Liveblog : UN-Expertin befürchtet große Hungerkrise durch Corona-Pandemie

Das Welternährungsprogramm der Vereinten Nationen (WFP) rechnet mit einer großen Hungerkrise. Laut Zahlen der Johns Hopkins Universität sind weltweit mittlerweile mehr als eine Millionen Menschen mit dem Coronavirus infiziert. Alle Entwicklungen im Liveblog.

  • Das Welternährungsprogramm der Vereinten Nationen (WFP) rechnet mit einer großen Hungerkrise infolge der Corona-Pandemie. „Wir läuten richtig die Alarmglocken“, sagte Bettina Lüscher, Sprecherin des Berliner WFP-Büros, dem Evangelischen Pressedienst (epd). „Wir befürchten, dass es eine ganz große Krise wird.“ Schon bisher müsse das WFP 87 Millionen Menschen in über 80 Ländern mit Nahrungsmitteln versorgen. Dies werde durch Kriege, Klimawandel, Dürren und Fluten immer schwieriger. Nun komme die Corona-Pandemie hinzu.
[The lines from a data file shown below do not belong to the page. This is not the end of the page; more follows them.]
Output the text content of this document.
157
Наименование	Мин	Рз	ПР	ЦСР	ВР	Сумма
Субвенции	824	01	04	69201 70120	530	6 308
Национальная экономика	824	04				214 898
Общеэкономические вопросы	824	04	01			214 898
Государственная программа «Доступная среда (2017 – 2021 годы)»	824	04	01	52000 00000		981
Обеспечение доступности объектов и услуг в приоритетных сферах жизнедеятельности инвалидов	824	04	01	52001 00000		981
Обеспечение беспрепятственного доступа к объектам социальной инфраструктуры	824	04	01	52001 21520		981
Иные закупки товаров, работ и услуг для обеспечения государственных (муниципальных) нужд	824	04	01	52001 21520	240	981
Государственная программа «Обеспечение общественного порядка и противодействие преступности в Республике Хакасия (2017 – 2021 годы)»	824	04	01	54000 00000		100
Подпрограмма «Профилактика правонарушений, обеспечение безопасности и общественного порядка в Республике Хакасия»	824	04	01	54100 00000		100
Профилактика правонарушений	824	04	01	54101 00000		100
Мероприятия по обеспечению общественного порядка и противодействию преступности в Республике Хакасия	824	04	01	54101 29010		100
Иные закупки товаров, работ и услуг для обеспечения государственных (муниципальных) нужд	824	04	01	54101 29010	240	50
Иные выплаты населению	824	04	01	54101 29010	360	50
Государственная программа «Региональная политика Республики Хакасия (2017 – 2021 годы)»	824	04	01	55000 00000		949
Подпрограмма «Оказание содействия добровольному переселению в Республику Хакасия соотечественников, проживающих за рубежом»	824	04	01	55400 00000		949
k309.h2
    Aber die Hilfe für die Menschen dürfe nicht nachlassen: „Wir sind deren lebensrettender Anker“, sagte Lüscher. Durch das Coronavirus, das fast alle afrikanischen Länder erreicht habe, entstehe vielerorts eine wirklich schlimme Gemengelage, vor allem in Gebieten mit schwacher Wirtschaft und schwachen Gesundheitssystemen. „Wir sind in einer einzigartigen Situation, die wir als weltgrößte Hilfsorganisation so noch nie angepackt haben. Das ist absolut Neuland“, sagte die WFP-Sprecherin.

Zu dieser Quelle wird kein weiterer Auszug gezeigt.